Fitch Ratings has affirmed CLP Holdings Limited (CLPH) and CLP Power Hong Kong Limited (CLP Power HK) Long-Term Foreign and Local Currency Issuer Default Rating (IDRs) of 'A' and their 'F1' Short-term IDRs.
According to a release from Fitch Ratings, the Rating Watch Negative (RWN) on all ratings, meanwhile, has been removed and a Stable Outlook has been assigned to the Long-Term IDRs.
The release also noted that the resolution of the RWN follows from the completion of the acquisition by CLP Power HK of a further 30% stake in Castle Peak Power Company Limited (CAPCO) for HKD12bn and the remaining 51% stake in Hong Kong Pumped Storage Development Company, Limited (PSDC) for HKD2bn in mid-May.
The acquisitions increased CLP Power HK's stake in CAPCO to 70% from 40% and in PSDC to 100% from 49%.

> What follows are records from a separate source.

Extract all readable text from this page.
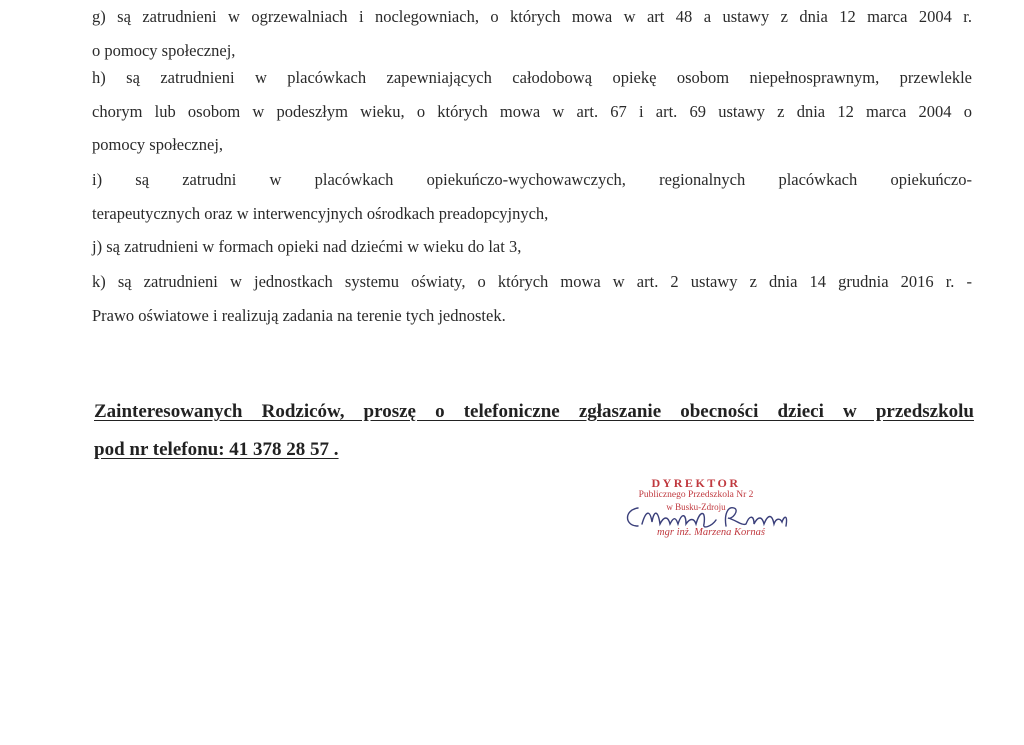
g) są zatrudnieni w ogrzewalniach i noclegowniach, o których mowa w art 48 a ustawy z dnia 12 marca 2004 r.
o pomocy społecznej,
h) są zatrudnieni w placówkach zapewniających całodobową opiekę osobom niepełnosprawnym, przewlekle
chorym lub osobom w podeszłym wieku, o których mowa w art. 67 i art. 69 ustawy z dnia 12 marca 2004 o
pomocy społecznej,
i) są zatrudni w placówkach opiekuńczo-wychowawczych, regionalnych placówkach opiekuńczo-
terapeutycznych oraz w interwencyjnych ośrodkach preadopcyjnych,
j) są zatrudnieni w formach opieki nad dziećmi w wieku do lat 3,
k) są zatrudnieni w jednostkach systemu oświaty, o których mowa w art. 2 ustawy z dnia 14 grudnia 2016 r. -
Prawo oświatowe i realizują zadania na terenie tych jednostek.
Zainteresowanych Rodziców, proszę o telefoniczne zgłaszanie obecności dzieci w przedszkolu
pod nr telefonu: 41 378 28 57 .
DYREKTOR
Publicznego Przedszkola Nr 2
w Busku-Zdroju
mgr inż. Marzena Kornaś
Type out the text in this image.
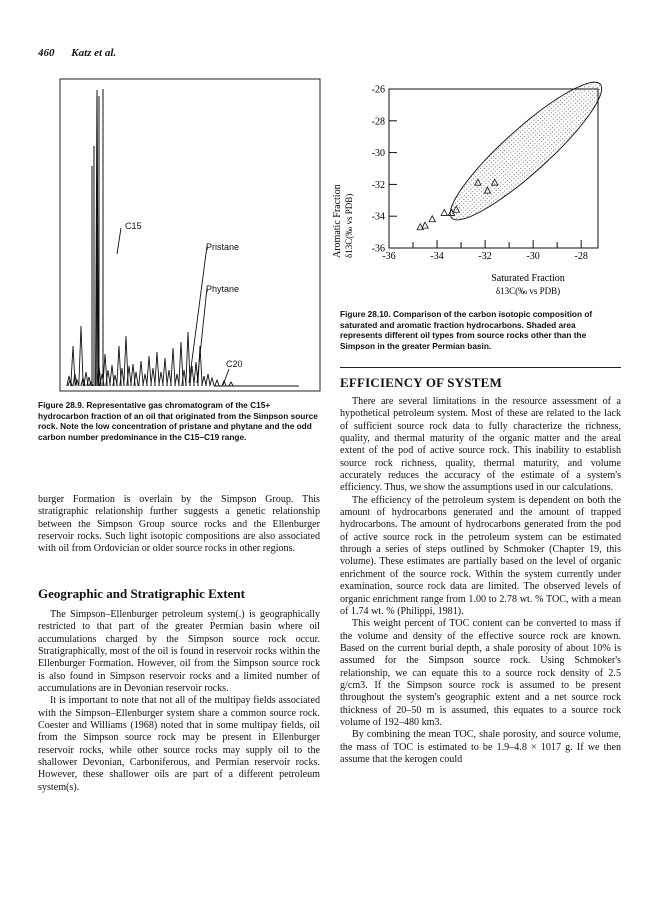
460 Katz et al.
C15
Pristane
Phytane
C20
Figure 28.9. Representative gas chromatogram of the C15+ hydrocarbon fraction of an oil that originated from the Simpson source rock. Note the low concentration of pristane and phytane and the odd carbon number predominance in the C15–C19 range.

burger Formation is overlain by the Simpson Group. This stratigraphic relationship further suggests a genetic relationship between the Simpson Group source rocks and the Ellenburger reservoir rocks. Such light isotopic compositions are also associated with oil from Ordovician or older source rocks in other regions.

Geographic and Stratigraphic Extent

The Simpson–Ellenburger petroleum system(.) is geographically restricted to that part of the greater Permian basin where oil accumulations charged by the Simpson source rock occur. Stratigraphically, most of the oil is found in reservoir rocks within the Ellenburger Formation. However, oil from the Simpson source rock is also found in Simpson reservoir rocks and a limited number of accumulations are in Devonian reservoir rocks.

It is important to note that not all of the multipay fields associated with the Simpson–Ellenburger system share a common source rock. Coester and Williams (1968) noted that in some multipay fields, oil from the Simpson source rock may be present in Ellenburger reservoir rocks, while other source rocks may supply oil to the shallower Devonian, Carboniferous, and Permian reservoir rocks. However, these shallower oils are part of a different petroleum system(s).

-26
-28
-30
-32
-34
-36
-36	-34	-32	-30	-28
Aromatic Fraction δ13C(‰ vs PDB)
Saturated Fraction
δ13C(‰ vs PDB)
Figure 28.10. Comparison of the carbon isotopic composition of saturated and aromatic fraction hydrocarbons. Shaded area represents different oil types from source rocks other than the Simpson in the greater Permian basin.
EFFICIENCY OF SYSTEM

There are several limitations in the resource assessment of a hypothetical petroleum system. Most of these are related to the lack of sufficient source rock data to fully characterize the richness, quality, and thermal maturity of the organic matter and the areal extent of the pod of active source rock. This inability to establish source rock richness, quality, thermal maturity, and volume accurately reduces the accuracy of the estimate of a system's efficiency. Thus, we show the assumptions used in our calculations.

The efficiency of the petroleum system is dependent on both the amount of hydrocarbons generated and the amount of trapped hydrocarbons. The amount of hydrocarbons generated from the pod of active source rock in the petroleum system can be estimated through a series of steps outlined by Schmoker (Chapter 19, this volume). These estimates are partially based on the level of organic enrichment of the source rock. Within the system currently under examination, source rock data are limited. The observed levels of organic enrichment range from 1.00 to 2.78 wt. % TOC, with a mean of 1.74 wt. % (Philippi, 1981).

This weight percent of TOC content can be converted to mass if the volume and density of the effective source rock are known. Based on the current burial depth, a shale porosity of about 10% is assumed for the Simpson source rock. Using Schmoker's relationship, we can equate this to a source rock density of 2.5 g/cm3. If the Simpson source rock is assumed to be present throughout the system's geographic extent and a net source rock thickness of 20–50 m is assumed, this equates to a source rock volume of 192–480 km3.

By combining the mean TOC, shale porosity, and source volume, the mass of TOC is estimated to be 1.9–4.8 × 1017 g. If we then assume that the kerogen could
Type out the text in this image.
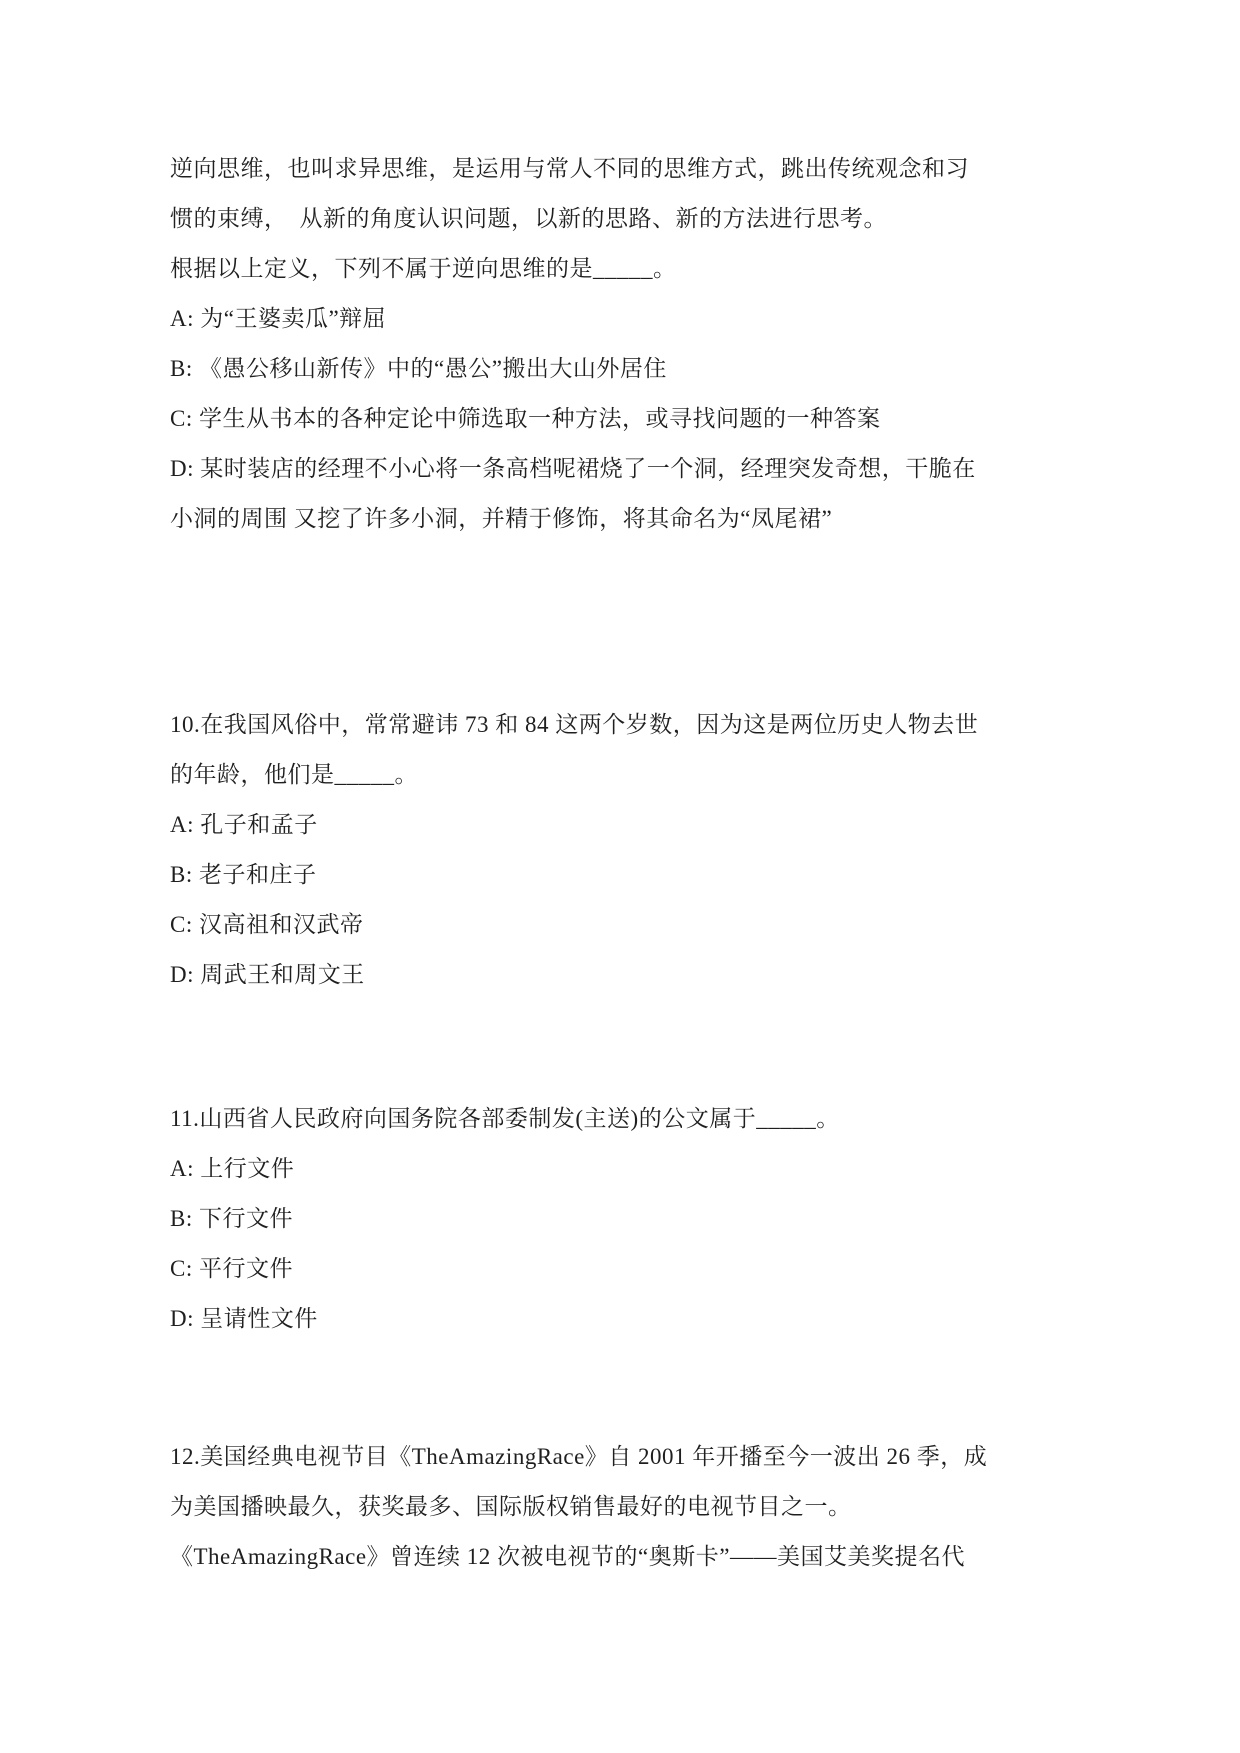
逆向思维，也叫求异思维，是运用与常人不同的思维方式，跳出传统观念和习
惯的束缚，　从新的角度认识问题，以新的思路、新的方法进行思考。
根据以上定义，下列不属于逆向思维的是_____。
A: 为“王婆卖瓜”辩屈
B: 《愚公移山新传》中的“愚公”搬出大山外居住
C: 学生从书本的各种定论中筛选取一种方法，或寻找问题的一种答案
D: 某时装店的经理不小心将一条高档呢裙烧了一个洞，经理突发奇想，干脆在
小洞的周围 又挖了许多小洞，并精于修饰，将其命名为“凤尾裙”
10.在我国风俗中，常常避讳 73 和 84 这两个岁数，因为这是两位历史人物去世
的年龄，他们是_____。
A: 孔子和孟子
B: 老子和庄子
C: 汉高祖和汉武帝
D: 周武王和周文王
11.山西省人民政府向国务院各部委制发(主送)的公文属于_____。
A: 上行文件
B: 下行文件
C: 平行文件
D: 呈请性文件
12.美国经典电视节目《TheAmazingRace》自 2001 年开播至今一波出 26 季，成
为美国播映最久，获奖最多、国际版权销售最好的电视节目之一。
《TheAmazingRace》曾连续 12 次被电视节的“奥斯卡”——美国艾美奖提名代
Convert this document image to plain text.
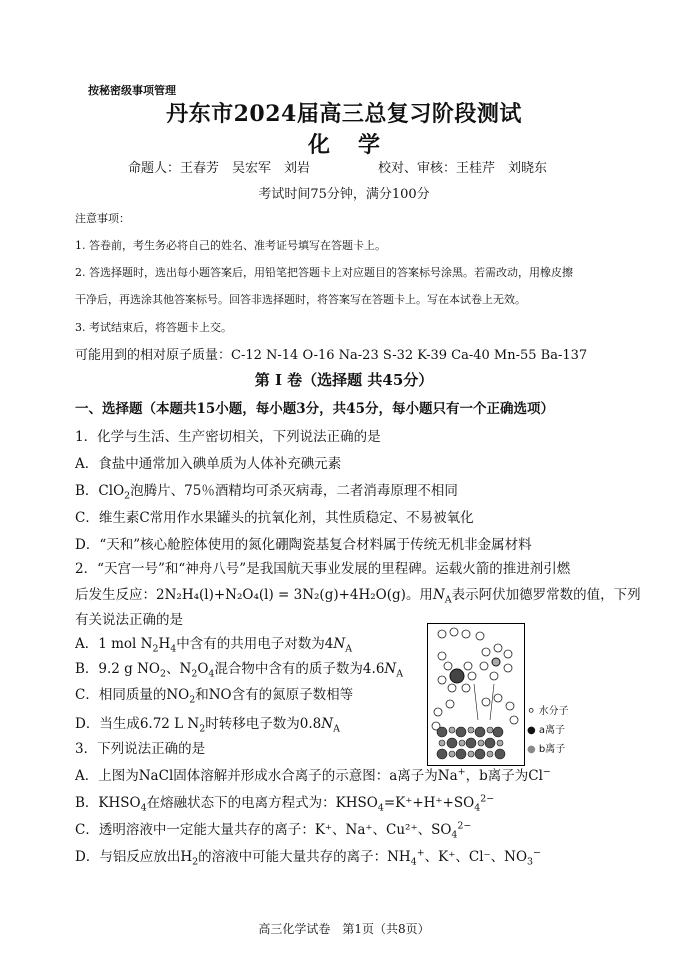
按秘密级事项管理
丹东市2024届高三总复习阶段测试
化学
命题人：王春芳　吴宏军　刘岩	校对、审核：王桂芹　刘晓东
考试时间75分钟，满分100分
注意事项：
1. 答卷前，考生务必将自己的姓名、准考证号填写在答题卡上。
2. 答选择题时，选出每小题答案后，用铅笔把答题卡上对应题目的答案标号涂黑。若需改动，用橡皮擦
干净后，再选涂其他答案标号。回答非选择题时，将答案写在答题卡上。写在本试卷上无效。
3. 考试结束后，将答题卡上交。
可能用到的相对原子质量：C-12 N-14 O-16 Na-23 S-32 K-39 Ca-40 Mn-55 Ba-137
第 Ⅰ 卷（选择题 共45分）
一、选择题（本题共15小题，每小题3分，共45分，每小题只有一个正确选项）
1．化学与生活、生产密切相关，下列说法正确的是
A．食盐中通常加入碘单质为人体补充碘元素
B．ClO$_2$泡腾片、75％酒精均可杀灭病毒，二者消毒原理不相同
C．维生素C常用作水果罐头的抗氧化剂，其性质稳定、不易被氧化
D．“天和”核心舱腔体使用的氮化硼陶瓷基复合材料属于传统无机非金属材料
2．“天宫一号”和“神舟八号”是我国航天事业发展的里程碑。运载火箭的推进剂引燃
后发生反应：2N₂H₄(l)+N₂O₄(l) = 3N₂(g)+4H₂O(g)。用$N_A$表示阿伏加德罗常数的值，下列
有关说法正确的是
A．1 mol $N_2H_4$中含有的共用电子对数为$4N_A$
B．9.2 g $NO_2$、$N_2O_4$混合物中含有的质子数为$4.6N_A$
C．相同质量的$NO_2$和NO含有的氮原子数相等
D．当生成6.72 L $N_2$时转移电子数为$0.8N_A$
⚪ 水分子
● a离子
● b离子
3．下列说法正确的是
A．上图为NaCl固体溶解并形成水合离子的示意图：a离子为Na+，b离子为Cl−
B．$KHSO_4$在熔融状态下的电离方程式为：$KHSO_4=K^++H^++SO_4^{2-}$
C．透明溶液中一定能大量共存的离子：K⁺、Na⁺、Cu²⁺、$SO_4^{2-}$
D．与铝反应放出$H_2$的溶液中可能大量共存的离子：$NH_4^+$、K⁺、Cl⁻、$NO_3^-$
高三化学试卷　第1页（共8页）
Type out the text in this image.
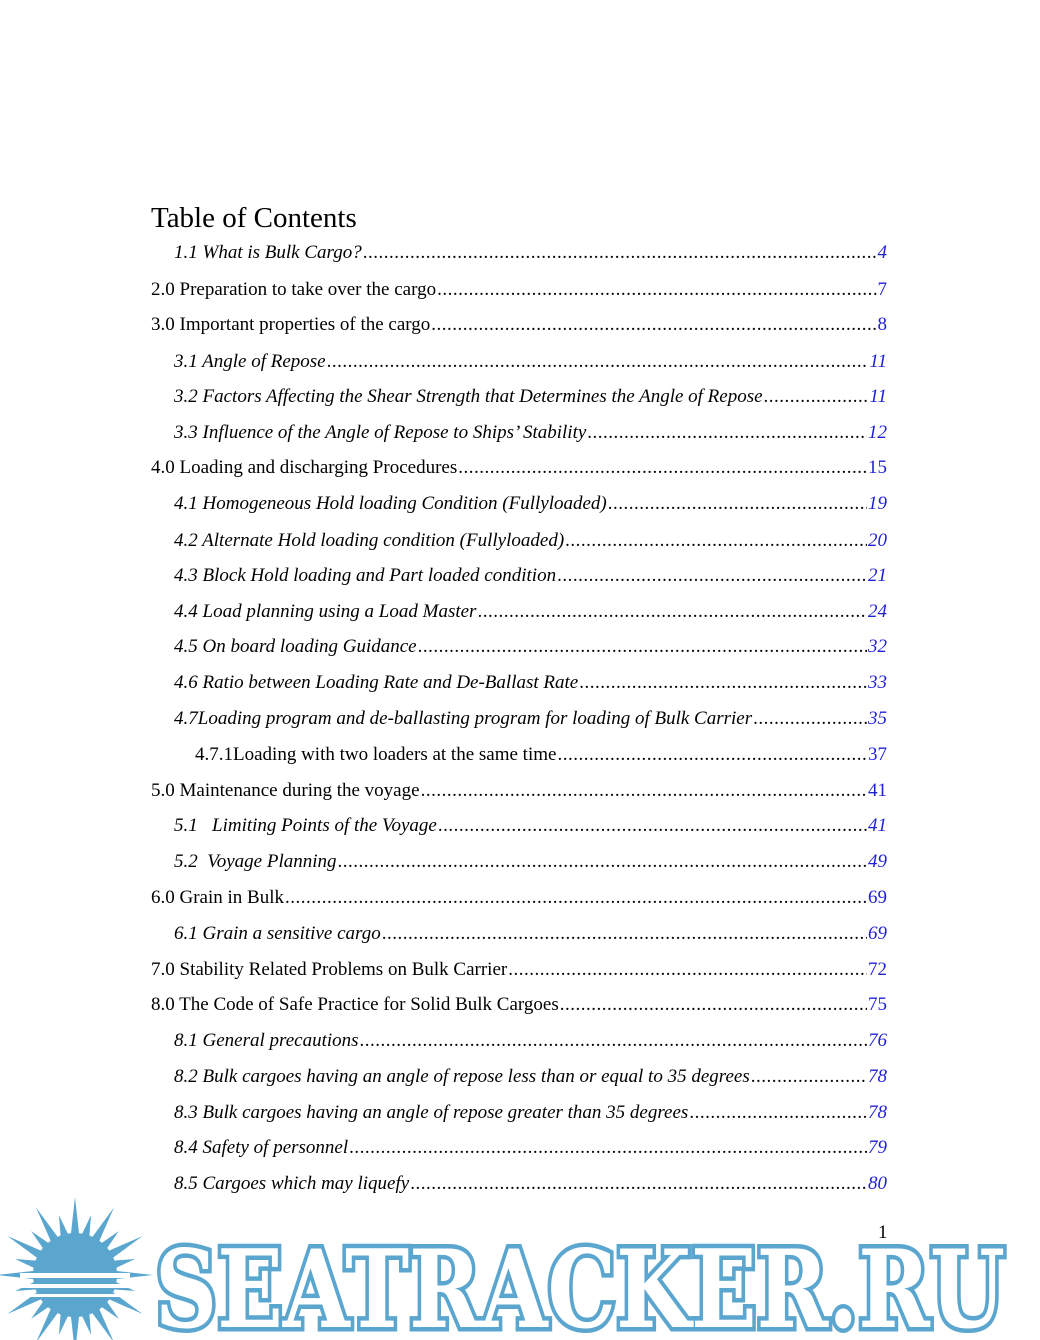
Table of Contents
1.1 What is Bulk Cargo? .....	4
2.0 Preparation to take over the cargo .....	7
3.0 Important properties of the cargo .....	8
3.1 Angle of Repose .....	11
3.2 Factors Affecting the Shear Strength that Determines the Angle of Repose .....	11
3.3 Influence of the Angle of Repose to Ships’ Stability .....	12
4.0 Loading and discharging Procedures .....	15
4.1 Homogeneous Hold loading Condition (Fullyloaded) .....	19
4.2 Alternate Hold loading condition (Fullyloaded) .....	20
4.3 Block Hold loading and Part loaded condition .....	21
4.4 Load planning using a Load Master .....	24
4.5 On board loading Guidance .....	32
4.6 Ratio between Loading Rate and De-Ballast Rate .....	33
4.7Loading program and de-ballasting program for loading of Bulk Carrier .....	35
4.7.1Loading with two loaders at the same time .....	37
5.0 Maintenance during the voyage .....	41
5.1   Limiting Points of the Voyage .....	41
5.2  Voyage Planning .....	49
6.0 Grain in Bulk .....	69
6.1 Grain a sensitive cargo .....	69
7.0 Stability Related Problems on Bulk Carrier .....	72
8.0 The Code of Safe Practice for Solid Bulk Cargoes .....	75
8.1 General precautions .....	76
8.2 Bulk cargoes having an angle of repose less than or equal to 35 degrees .....	78
8.3 Bulk cargoes having an angle of repose greater than 35 degrees .....	78
8.4 Safety of personnel .....	79
8.5 Cargoes which may liquefy .....	80
1
SEATRACKER.RU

Fitch noted, however, that the ratings have limited headroom and are also subject to event risks, especially any potential additional capex arising from changes to environmental legislation in Hong Kong.
Here’s more from Fitch Ratings:
The affirmation of the ratings and assignment of a Stable Outlook reflect Fitch's expectation that our forecasted credit and coverage ratios for CLPH will remain at levels consistent with the 'A' rating, even as headroom is very limited following the acquisitions.
While we project CLPH's FFO Net Leverage in 2014 to be above our threshold level of 3.5x, we expect it to decrease to the threshold level by 2015, with funds from operations (FFO) interest coverage also increasing to its threshold level of 5.0x.
These expectations also include our view of CLPH's 100% subsidiary, EnergyAustralia's, continued weak earnings and cash flow in 2014-15.
This is attributable to a combination of factors, such as decreased electricity demand and wholesale prices, a highly competitive retail segment, and regulatory uncertainty around renewables and carbon legislation, although an improved trend in earnings is expected from 2015.